If it wasn't fun I wouldn't do it.  Hate 'cycling' indoors, too - all the pain and none of the pleasure.

+1

Re: Cycling for fun
« Reply #6 on: 21 August, 2023, 06:45:38 pm »
I've tried indoor cycling but I find it frustrating to have to keep stopping and manhandling the trike through the doors  ::-)
the slower you go the more you see

Cudzoziemiec

  • Ride adventurously and stop for a brew.
Re: Cycling for fun
« Reply #7 on: 21 August, 2023, 07:26:01 pm »
That reminds me that when I was a PSO there was someone who used to ride their bike through the outside door, along the corridor to his room in first year halls.
Riding a concrete path through the nebulous and chaotic future.

Kim

  • Timelord
    • Fediverse
Re: Cycling for fun
« Reply #8 on: 21 August, 2023, 10:16:14 pm »
Indoor cycling peaked that time a member of staff who shall remain nameless, but presumably had a strong case of the career-prospects fuckits, let nikki and I cycle down the spiral ramp art gallery of The Public.  They even managed to synchronise the goods lift doors[1] so we could ride off the ramp, through the foyer and out what could charitably be referred to as a loading dock.

Sadly neither of us had a GoPro.


[1] Likely the only time the goods lift doors have ever been synchronised with anything.  That lift was a menace.

Re: Cycling for fun
« Reply #9 on: 22 August, 2023, 07:51:25 am »
It also became a (mostly) working class sport.  Now it seems to be returning to being the leisure pursuit of the moneyed classes.

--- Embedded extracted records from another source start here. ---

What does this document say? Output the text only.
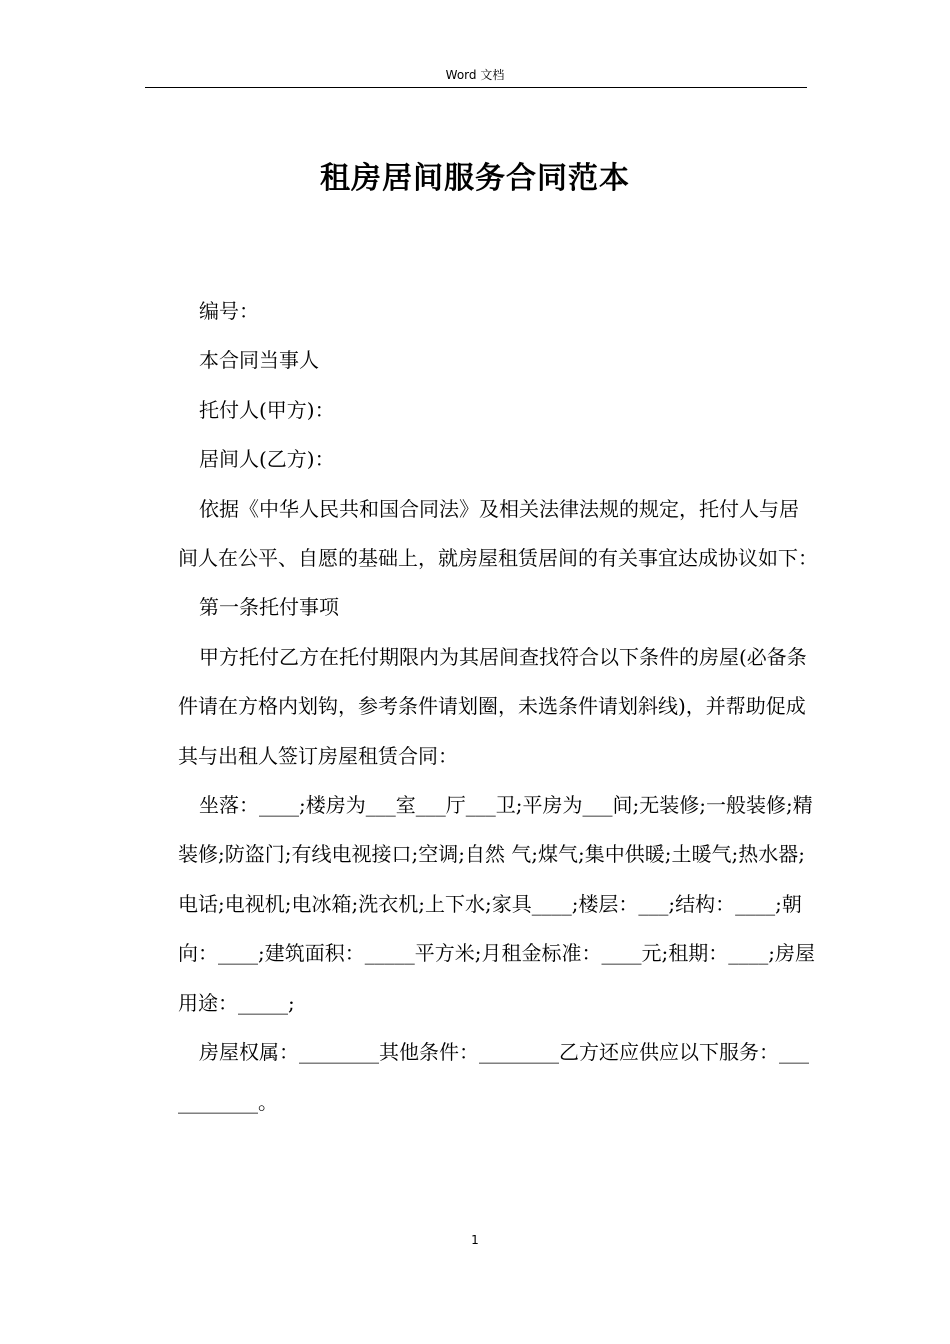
Word 文档
租房居间服务合同范本

编号：

本合同当事人

托付人(甲方)：

居间人(乙方)：

依据《中华人民共和国合同法》及相关法律法规的规定，托付人与居间人在公平、自愿的基础上，就房屋租赁居间的有关事宜达成协议如下：

第一条托付事项

甲方托付乙方在托付期限内为其居间查找符合以下条件的房屋(必备条件请在方格内划钩，参考条件请划圈，未选条件请划斜线)，并帮助促成其与出租人签订房屋租赁合同：

坐落：____;楼房为___室___厅___卫;平房为___间;无装修;一般装修;精装修;防盗门;有线电视接口;空调;自然 气;煤气;集中供暖;土暖气;热水器;电话;电视机;电冰箱;洗衣机;上下水;家具____;楼层：___;结构：____;朝向：____;建筑面积：_____平方米;月租金标准：____元;租期：____;房屋用途：_____;

房屋权属：________其他条件：________乙方还应供应以下服务：___________。

1
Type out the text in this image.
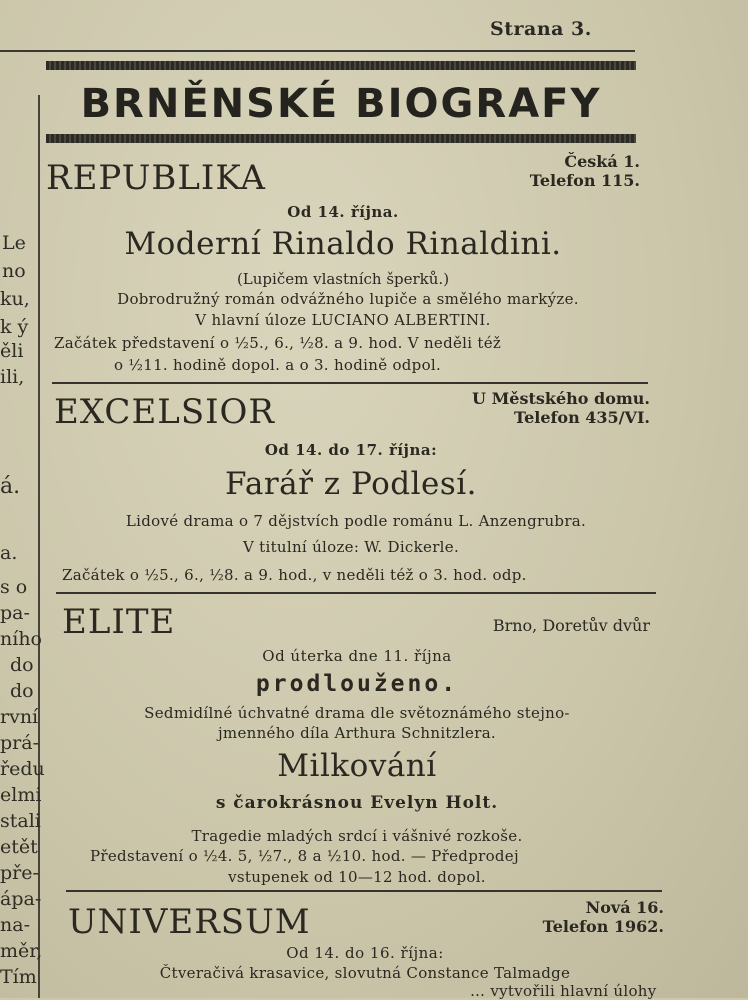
Strana 3.
Le
no
ku,
k ý
ěli
ili,
á.
a.
s o
pa-
ního
do
do
rvní
prá-
ředu
elmi
stali
etět
pře-
ápa-
na-
měr,
Tím
BRNĚNSKÉ BIOGRAFY
REPUBLIKA	Česká 1.
Telefon 115.
Od 14. října.
Moderní Rinaldo Rinaldini.
(Lupičem vlastních šperků.)
Dobrodružný román odvážného lupiče a smělého markýze.
V hlavní úloze LUCIANO ALBERTINI.
Začátek představení o ½5., 6., ½8. a 9. hod. V neděli též
o ½11. hodině dopol. a o 3. hodině odpol.
EXCELSIOR	U Městského domu.
Telefon 435/VI.
Od 14. do 17. října:
Farář z Podlesí.
Lidové drama o 7 dějstvích podle románu L. Anzengrubra.
V titulní úloze: W. Dickerle.
Začátek o ½5., 6., ½8. a 9. hod., v neděli též o 3. hod. odp.
ELITE	Brno, Doretův dvůr
Od úterka dne 11. října
prodlouženo.
Sedmidílné úchvatné drama dle světoznámého stejno-
jmenného díla Arthura Schnitzlera.
Milkování
s čarokrásnou Evelyn Holt.
Tragedie mladých srdcí i vášnivé rozkoše.
Představení o ½4. 5, ½7., 8 a ½10. hod. — Předprodej
vstupenek od 10—12 hod. dopol.
UNIVERSUM	Nová 16.
Telefon 1962.
Od 14. do 16. října:
Čtveračivá krasavice, slovutná Constance Talmadge
… vytvořili hlavní úlohy
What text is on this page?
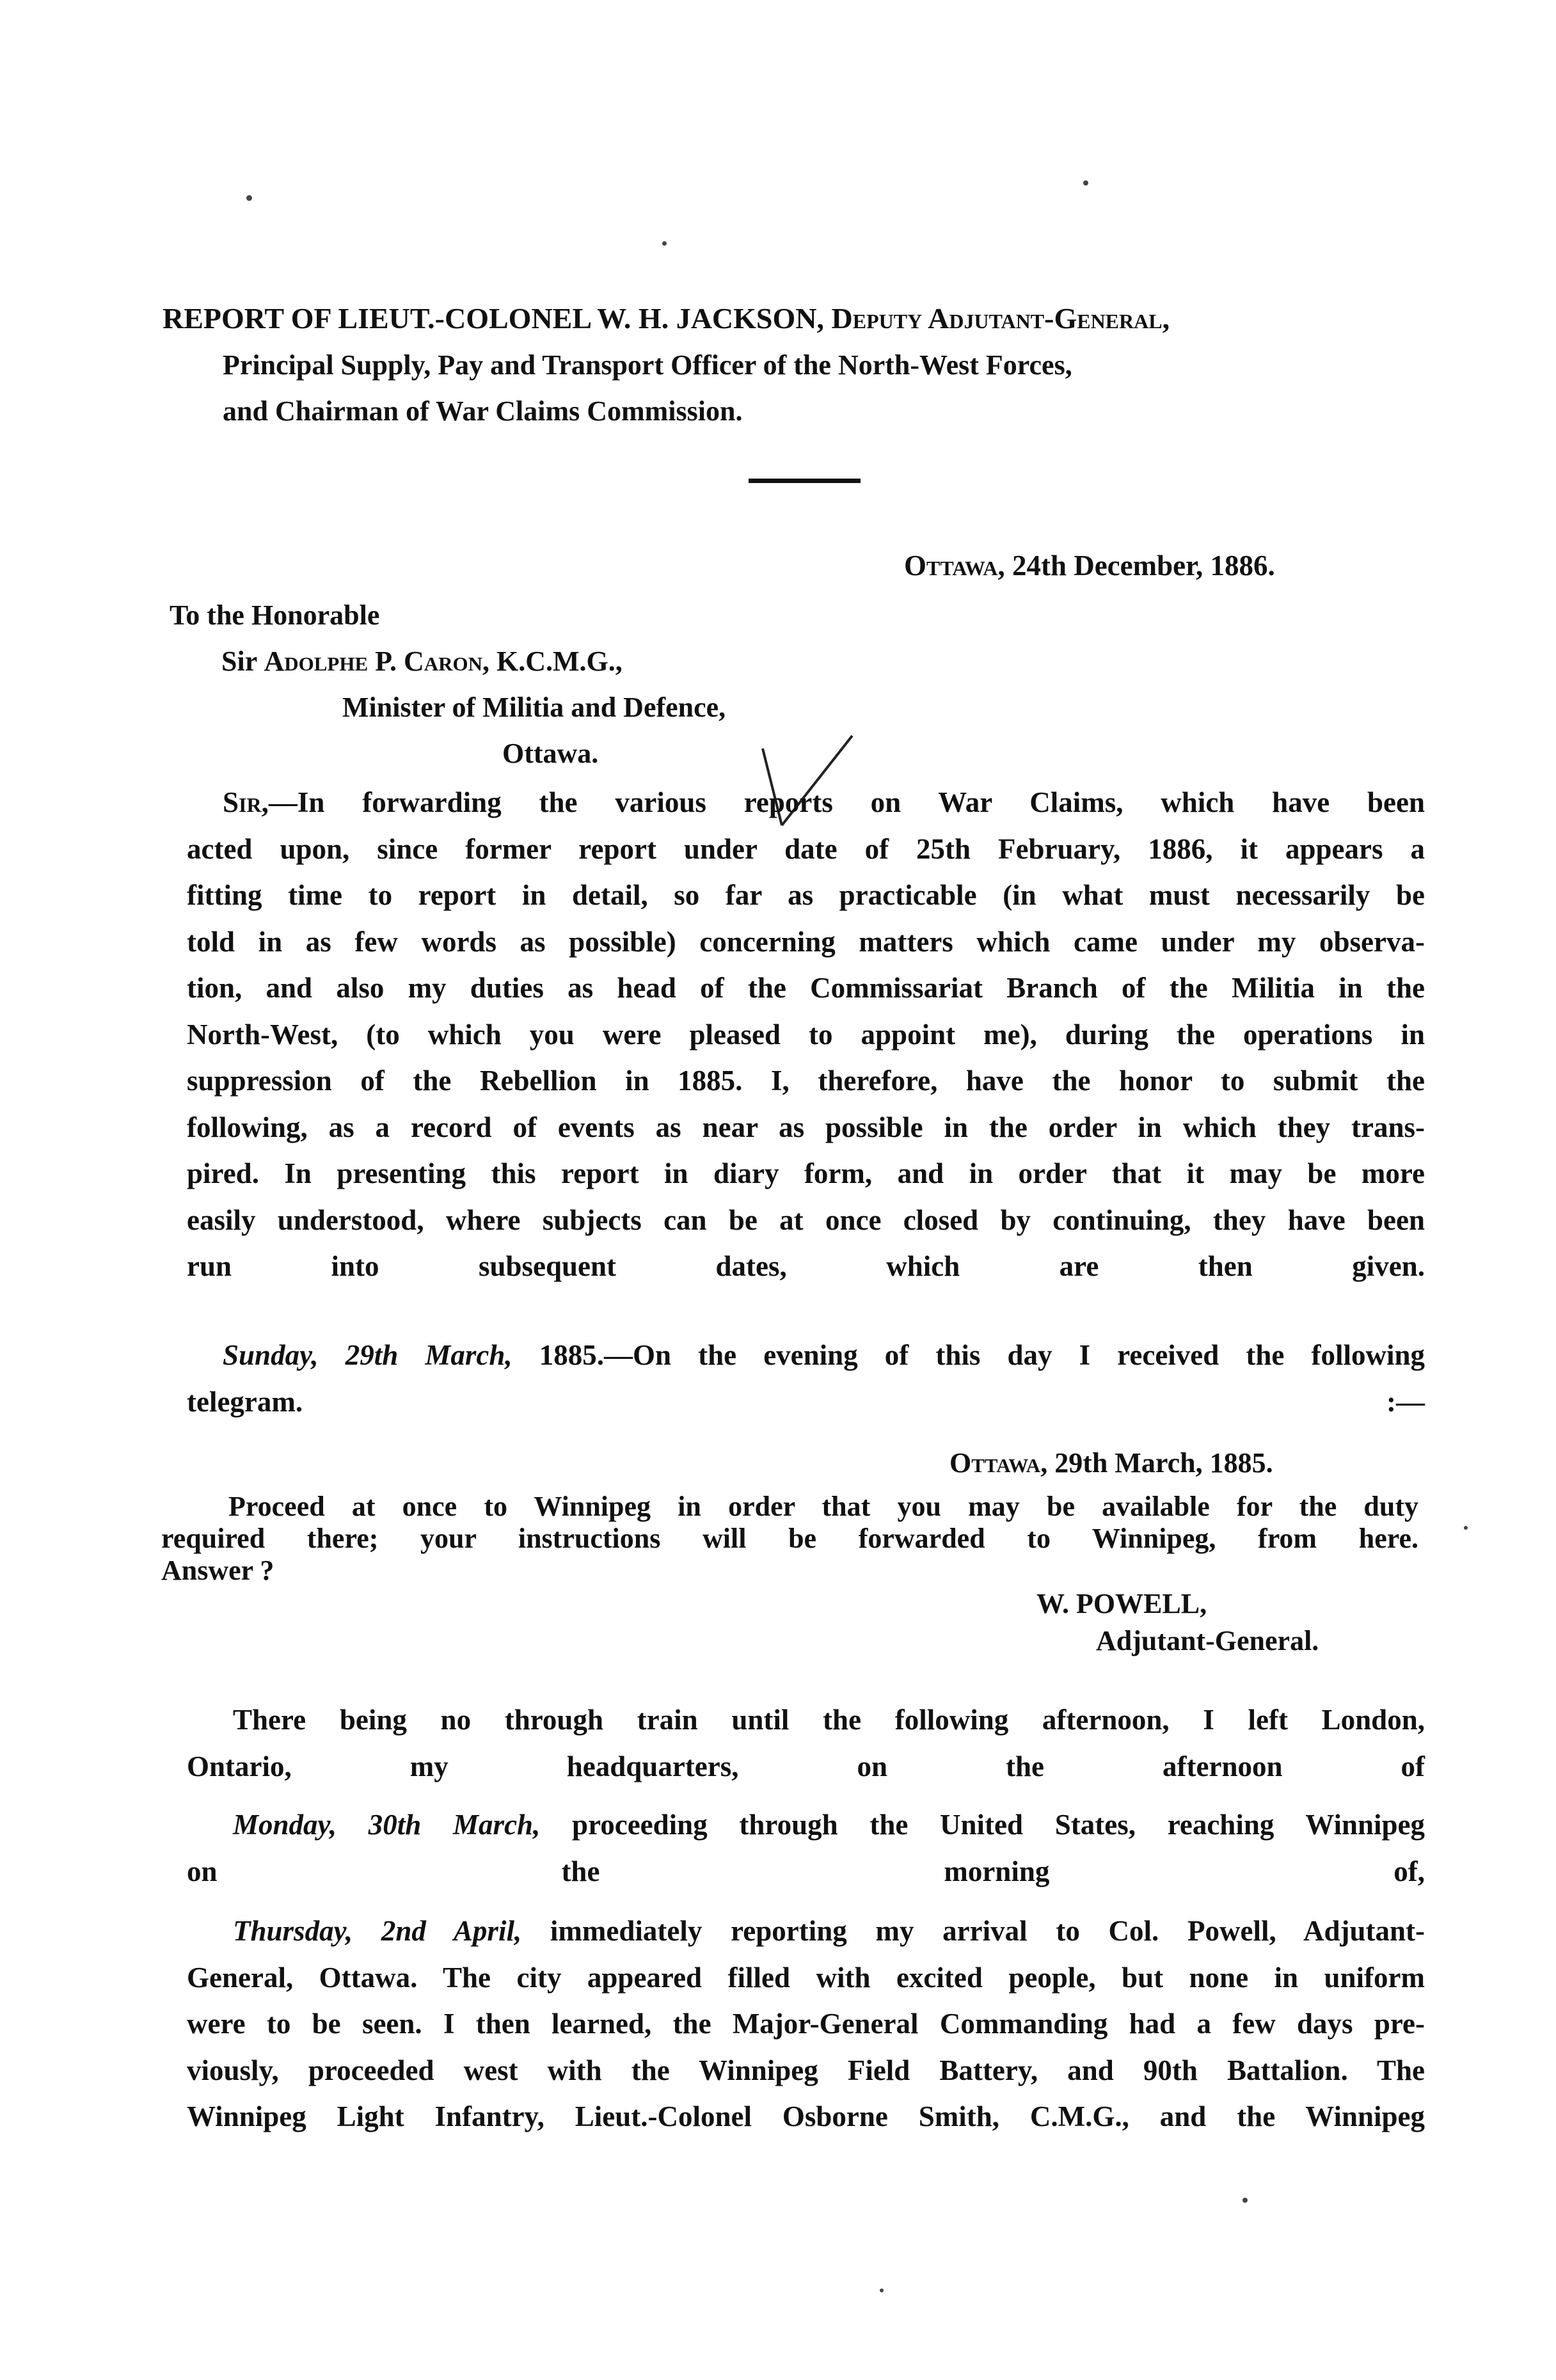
REPORT OF LIEUT.-COLONEL W. H. JACKSON, Deputy Adjutant-General,
Principal Supply, Pay and Transport Officer of the North-West Forces,
and Chairman of War Claims Commission.
Ottawa, 24th December, 1886.
To the Honorable
Sir Adolphe P. Caron, K.C.M.G.,
Minister of Militia and Defence,
Ottawa.
Sir,—In forwarding the various reports on War Claims, which have been
acted upon, since former report under date of 25th February, 1886, it appears a
fitting time to report in detail, so far as practicable (in what must necessarily be
told in as few words as possible) concerning matters which came under my observa-
tion, and also my duties as head of the Commissariat Branch of the Militia in the
North-West, (to which you were pleased to appoint me), during the operations in
suppression of the Rebellion in 1885. I, therefore, have the honor to submit the
following, as a record of events as near as possible in the order in which they trans-
pired. In presenting this report in diary form, and in order that it may be more
easily understood, where subjects can be at once closed by continuing, they have been
run into subsequent dates, which are then given.
Sunday, 29th March, 1885.—On the evening of this day I received the following
telegram. :—
Ottawa, 29th March, 1885.
Proceed at once to Winnipeg in order that you may be available for the duty
required there; your instructions will be forwarded to Winnipeg, from here.
Answer ?
W. POWELL,
Adjutant-General.
There being no through train until the following afternoon, I left London,
Ontario, my headquarters, on the afternoon of
Monday, 30th March, proceeding through the United States, reaching Winnipeg
on the morning of,
Thursday, 2nd April, immediately reporting my arrival to Col. Powell, Adjutant-
General, Ottawa. The city appeared filled with excited people, but none in uniform
were to be seen. I then learned, the Major-General Commanding had a few days pre-
viously, proceeded west with the Winnipeg Field Battery, and 90th Battalion. The
Winnipeg Light Infantry, Lieut.-Colonel Osborne Smith, C.M.G., and the Winnipeg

Only if you read the Daily Mail/Express/Telegraph. As a BC regional commissaire and a keen cyclist and cyclotourist, I meet a huge diversity of people taking part in sporting as well as non-sporting leisure cycling. Not every cyclist is out there on their Pinarellos wearing Rapha 😉
I am often asked, what does YOAV stand for? It stands for Yoav On A Velo

barakta

  • Bastard lovechild of Yomiko Readman and Johnny 5
Re: Cycling for fun
« Reply #10 on: 23 August, 2023, 09:10:33 am »
One of the best things about the segregated blue cycle lanes (A38 route, Birmingham) is that many different people use them from your expensive middle class cyclists through to BSOists on whatever BSO they can find or one of the local "free bikes for people on low income" schemes (orange bikes) oh and Not-So-Penniless-Student-Oaves on those e-scooter things. While the very fast 20kph or higher brigade often use the road, the lanes have a range of speeds with people usually behaving considerately towards others.